HUNDREDS of people have voiced their displeasure at a proposed resort near Apollo Bay, voting unanimously to ask the Colac Otway Shire to oppose the planning application.
Otway Forum, a local ratepayers association, convened Friday’s public meeting at the Apollo Bay Youth Club, which drew a crowd of between 200-300 people.
The meeting – attended by local, state and federal government representatives – was called in response to the shire receiving a planning application for a $70 million development on Barham River Road, which would create a resort with 180 hotel rooms, 82 villas, a wellness centre, a 25-metre swimming pool, bar and restaurants in its first stage.
Public reaction to the proposal has been almost entirely negative, and there was loud applause from the audience at several points as people spoke against the resort.
Remarks by Objectors Inc president Warrick Ballinger were perhaps the most popular, ending in a standing ovation.

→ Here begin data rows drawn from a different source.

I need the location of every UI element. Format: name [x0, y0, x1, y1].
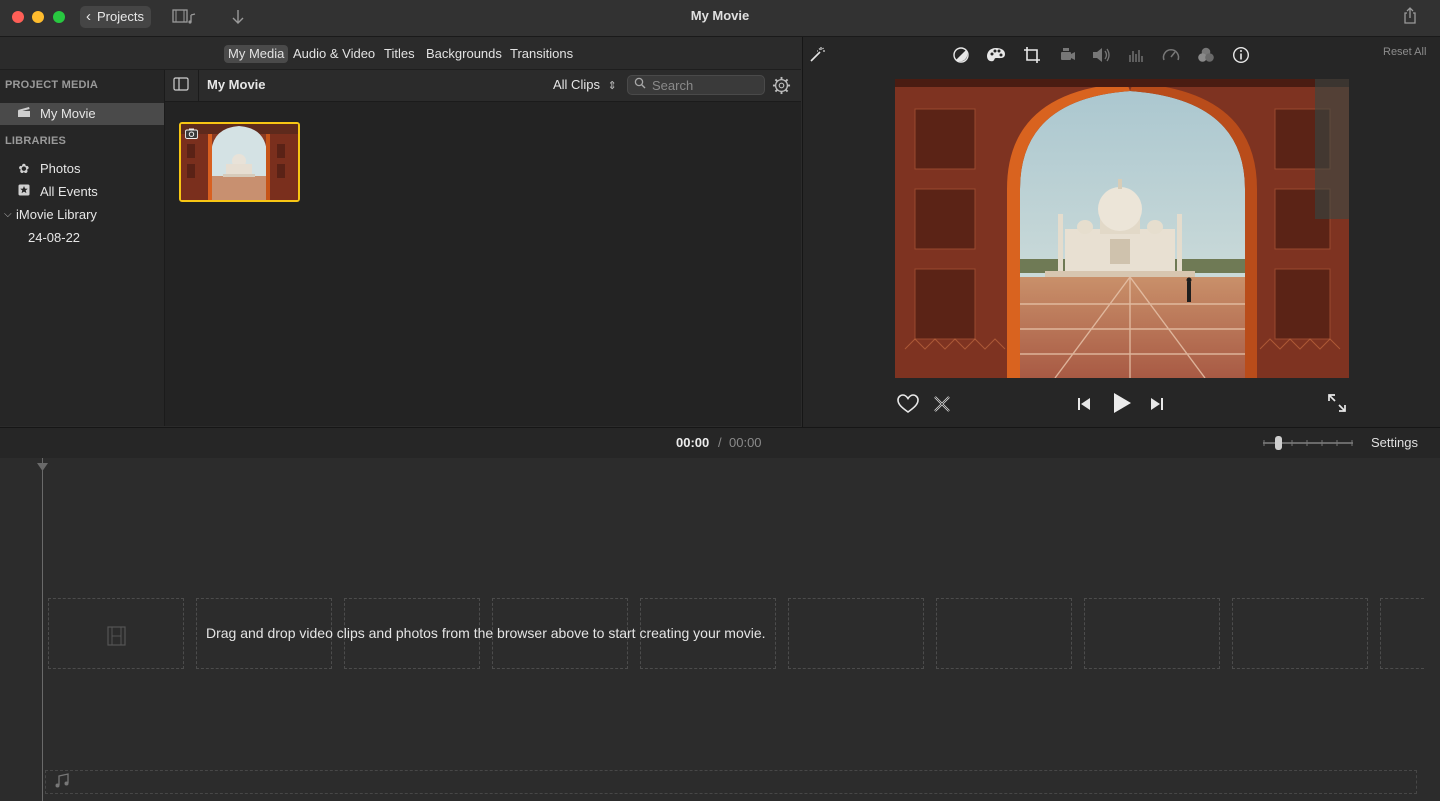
gear-icon[interactable] — [772, 76, 791, 98]
reset-all-button[interactable]: Reset All — [1383, 46, 1426, 58]
viewer-panel: Reset All — [802, 37, 1440, 427]
media-browser-toggle-icon[interactable] — [172, 8, 198, 29]
timeline-header: 00:00 / 00:00 Settings — [0, 427, 1440, 459]
clip-placeholder-slot — [936, 598, 1072, 669]
sidebar-item-imovie-library[interactable]: ⌵ iMovie Library — [0, 204, 164, 226]
magic-wand-icon[interactable] — [807, 46, 827, 66]
taj-mahal-preview-image — [895, 79, 1349, 378]
tab-transitions[interactable]: Transitions — [506, 45, 577, 63]
timeline-zoom-slider[interactable] — [1262, 435, 1354, 451]
media-toolbar: My Movie All Clips ⇕ — [165, 70, 801, 102]
fullscreen-icon[interactable] — [1327, 393, 1347, 416]
current-timecode: 00:00 — [676, 435, 710, 450]
tab-backgrounds[interactable]: Backgrounds — [422, 45, 506, 63]
info-icon[interactable] — [1231, 46, 1251, 66]
browser-tab-bar: My Media Audio & Video Titles Background… — [0, 37, 801, 70]
photos-icon: ✿ — [18, 161, 30, 176]
playhead[interactable] — [42, 458, 43, 801]
play-icon[interactable] — [1111, 392, 1133, 417]
project-media-header: PROJECT MEDIA — [5, 79, 99, 91]
clip-placeholder-slot — [1232, 598, 1368, 669]
tab-my-media[interactable]: My Media — [224, 45, 289, 63]
star-icon — [16, 181, 32, 203]
share-icon[interactable] — [1402, 7, 1418, 28]
taj-mahal-thumbnail-image — [181, 124, 298, 200]
search-icon — [634, 76, 646, 94]
skip-back-icon[interactable] — [1076, 396, 1092, 415]
music-note-icon — [54, 773, 70, 792]
media-title: My Movie — [207, 77, 266, 92]
media-browser — [165, 102, 801, 426]
clip-placeholder-slot — [1084, 598, 1220, 669]
timeline-settings-button[interactable]: Settings — [1371, 435, 1418, 450]
reject-icon[interactable] — [932, 394, 952, 417]
total-timecode: 00:00 — [729, 435, 762, 450]
clip-filter-icon[interactable] — [1196, 46, 1216, 66]
photo-clip-thumbnail[interactable] — [179, 122, 300, 202]
playhead-marker-icon — [37, 459, 48, 474]
sidebar-item-all-events[interactable]: All Events — [0, 181, 164, 203]
minimize-window-button[interactable] — [32, 11, 44, 23]
libraries-sidebar: PROJECT MEDIA My Movie LIBRARIES ✿ Photo… — [0, 70, 165, 426]
chevron-left-icon: ‹ — [86, 8, 91, 25]
clip-placeholder-slot — [48, 598, 184, 669]
tab-audio-video[interactable]: Audio & Video — [289, 45, 379, 63]
sidebar-toggle-icon[interactable] — [173, 77, 189, 94]
favorite-heart-icon[interactable] — [897, 394, 919, 417]
projects-back-button[interactable]: ‹ Projects — [80, 6, 151, 28]
timeline[interactable]: Drag and drop video clips and photos fro… — [0, 458, 1440, 801]
toolbar-divider — [198, 70, 199, 101]
sidebar-item-my-movie[interactable]: My Movie — [0, 103, 164, 125]
window-title: My Movie — [690, 8, 750, 23]
updown-chevron-icon: ⇕ — [607, 80, 617, 92]
speed-icon[interactable] — [1161, 46, 1181, 66]
search-input[interactable] — [652, 77, 760, 93]
timeline-empty-message: Drag and drop video clips and photos fro… — [206, 625, 766, 641]
sidebar-item-event[interactable]: 24-08-22 — [0, 227, 164, 249]
zoom-window-button[interactable] — [53, 11, 65, 23]
close-window-button[interactable] — [12, 11, 24, 23]
color-balance-icon[interactable] — [951, 46, 971, 66]
color-correction-icon[interactable] — [986, 46, 1006, 66]
clips-filter-select[interactable]: All Clips ⇕ — [553, 77, 617, 92]
clip-placeholder-slot — [788, 598, 924, 669]
tab-titles[interactable]: Titles — [380, 45, 419, 63]
clapperboard-icon — [16, 103, 32, 125]
stabilization-icon[interactable] — [1057, 46, 1077, 66]
skip-forward-icon[interactable] — [1149, 396, 1165, 415]
camera-icon — [185, 127, 198, 142]
volume-icon[interactable] — [1091, 46, 1111, 66]
crop-icon[interactable] — [1022, 46, 1042, 66]
sidebar-item-photos[interactable]: ✿ Photos — [0, 158, 164, 180]
title-bar: ‹ Projects My Movie — [0, 0, 1440, 37]
audio-lane[interactable] — [45, 770, 1417, 794]
video-preview — [895, 79, 1349, 378]
film-strip-icon — [107, 626, 127, 649]
search-field[interactable] — [627, 75, 765, 95]
import-arrow-icon[interactable] — [231, 8, 245, 29]
clip-placeholder-slot — [1380, 598, 1424, 669]
noise-reduction-icon[interactable] — [1126, 46, 1146, 66]
libraries-header: LIBRARIES — [5, 135, 67, 147]
chevron-down-icon: ⌵ — [4, 209, 12, 220]
timecode-separator: / — [718, 435, 722, 450]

“We need to ask: is this style of proposal the best possible solution? Because if it proceeds, the sheer overwhelming scale and size precludes all other options,” he said. “By suggesting that if the community lets this proposal slip through unchallenged, we can then come and play in the swimming pool or there will be a kickback of some sort to various community groups, the developer has seriously misjudged the value that we, as a community, place on our chosen home, lifestyle and the beautiful natural environment.”

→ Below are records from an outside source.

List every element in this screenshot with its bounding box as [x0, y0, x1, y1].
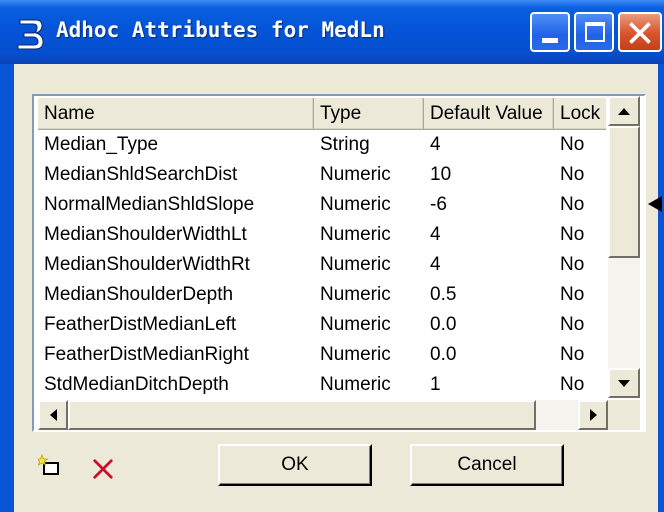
table-row[interactable]: FeatherDistMedianRight Numeric 0.0 No: [38, 340, 606, 370]
scroll-left-button[interactable]: [38, 400, 68, 430]
scroll-down-button[interactable]: [608, 368, 640, 398]
maximize-button[interactable]: [574, 12, 614, 52]
column-header-lock[interactable]: Lock: [554, 98, 606, 130]
attributes-list-body: Name Type Default Value Lock Median_Type…: [38, 98, 606, 400]
cell-type: Numeric: [320, 164, 391, 185]
new-attribute-icon[interactable]: [38, 454, 62, 478]
window-border-left: [0, 64, 14, 512]
cell-name: StdMedianDitchDepth: [44, 374, 229, 395]
callout-arrow-icon: [648, 196, 662, 212]
cell-default-value: 1: [430, 374, 441, 395]
delete-attribute-icon[interactable]: [92, 458, 114, 480]
cell-type: Numeric: [320, 374, 391, 395]
cell-type: Numeric: [320, 344, 391, 365]
ok-button[interactable]: OK: [218, 444, 372, 486]
column-header-default-value[interactable]: Default Value: [424, 98, 554, 130]
table-row[interactable]: NormalMedianShldSlope Numeric -6 No: [38, 190, 606, 220]
cell-lock: No: [560, 224, 585, 245]
arrow-left-icon: [49, 409, 57, 421]
cell-lock: No: [560, 134, 585, 155]
cell-type: Numeric: [320, 314, 391, 335]
cell-lock: No: [560, 314, 585, 335]
cell-type: Numeric: [320, 194, 391, 215]
cell-lock: No: [560, 374, 585, 395]
cell-default-value: 0.0: [430, 314, 457, 335]
table-row[interactable]: MedianShoulderWidthLt Numeric 4 No: [38, 220, 606, 250]
table-row[interactable]: FeatherDistMedianLeft Numeric 0.0 No: [38, 310, 606, 340]
cell-name: FeatherDistMedianLeft: [44, 314, 237, 335]
cell-default-value: 4: [430, 254, 441, 275]
close-icon: [629, 22, 651, 44]
dialog-window: Adhoc Attributes for MedLn Name Type Def…: [0, 0, 664, 512]
cell-lock: No: [560, 254, 585, 275]
horizontal-scroll-thumb[interactable]: [68, 400, 536, 430]
cell-lock: No: [560, 164, 585, 185]
cell-name: MedianShldSearchDist: [44, 164, 238, 185]
cell-name: MedianShoulderWidthLt: [44, 224, 247, 245]
window-border-right: [658, 64, 664, 512]
vertical-scrollbar[interactable]: [608, 96, 640, 398]
cell-name: FeatherDistMedianRight: [44, 344, 249, 365]
cell-default-value: -6: [430, 194, 447, 215]
minimize-button[interactable]: [530, 12, 570, 52]
scrollbar-corner: [608, 400, 640, 430]
maximize-icon: [585, 22, 605, 42]
table-row[interactable]: MedianShoulderWidthRt Numeric 4 No: [38, 250, 606, 280]
close-button[interactable]: [618, 12, 662, 52]
cell-name: MedianShoulderWidthRt: [44, 254, 250, 275]
window-title: Adhoc Attributes for MedLn: [56, 18, 385, 42]
cell-lock: No: [560, 284, 585, 305]
cell-lock: No: [560, 194, 585, 215]
horizontal-scrollbar[interactable]: [38, 400, 608, 430]
cell-default-value: 4: [430, 224, 441, 245]
cell-type: Numeric: [320, 284, 391, 305]
cell-type: String: [320, 134, 370, 155]
cell-default-value: 4: [430, 134, 441, 155]
table-row[interactable]: MedianShoulderDepth Numeric 0.5 No: [38, 280, 606, 310]
cell-type: Numeric: [320, 254, 391, 275]
title-bar[interactable]: Adhoc Attributes for MedLn: [0, 0, 664, 64]
table-row[interactable]: StdMedianDitchDepth Numeric 1 No: [38, 370, 606, 400]
arrow-right-icon: [589, 409, 597, 421]
scroll-up-button[interactable]: [608, 96, 640, 126]
table-row[interactable]: Median_Type String 4 No: [38, 130, 606, 160]
bentley-b-icon: [17, 19, 44, 50]
vertical-scroll-thumb[interactable]: [608, 126, 640, 258]
cell-type: Numeric: [320, 224, 391, 245]
cell-default-value: 0.5: [430, 284, 457, 305]
table-row[interactable]: MedianShldSearchDist Numeric 10 No: [38, 160, 606, 190]
scroll-right-button[interactable]: [578, 400, 608, 430]
cancel-button[interactable]: Cancel: [410, 444, 564, 486]
cell-default-value: 0.0: [430, 344, 457, 365]
column-header-row: Name Type Default Value Lock: [38, 98, 606, 130]
minimize-icon: [542, 38, 558, 43]
cell-name: NormalMedianShldSlope: [44, 194, 255, 215]
cell-name: MedianShoulderDepth: [44, 284, 234, 305]
column-header-type[interactable]: Type: [314, 98, 424, 130]
cell-name: Median_Type: [44, 134, 159, 155]
arrow-up-icon: [618, 107, 630, 115]
cell-lock: No: [560, 344, 585, 365]
cell-default-value: 10: [430, 164, 452, 185]
attributes-list[interactable]: Name Type Default Value Lock Median_Type…: [32, 94, 646, 432]
column-header-name[interactable]: Name: [38, 98, 314, 130]
arrow-down-icon: [618, 379, 630, 387]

Polwarth MP Richard Riordan observed there would continue to be pressure to improve facilities and accommodation for tourists, particularly from overseas.
“You can’t imagine it away, you can’t stop it,” he said.
“If there’s one good thing that can come out of this meeting, it’s working more strongly with the shire so it is very clear about what types of development this community is prepared to accept, and what types are out of the question.”
The shire has successfully asked Victorian Planning Minister Richard Wynne to call in the application, but Corangamite federal member Sarah Henderson believed the shire should have retained planning control and gone through the normal VCAT process, which would “give the community the maximum opportunity to have its say”.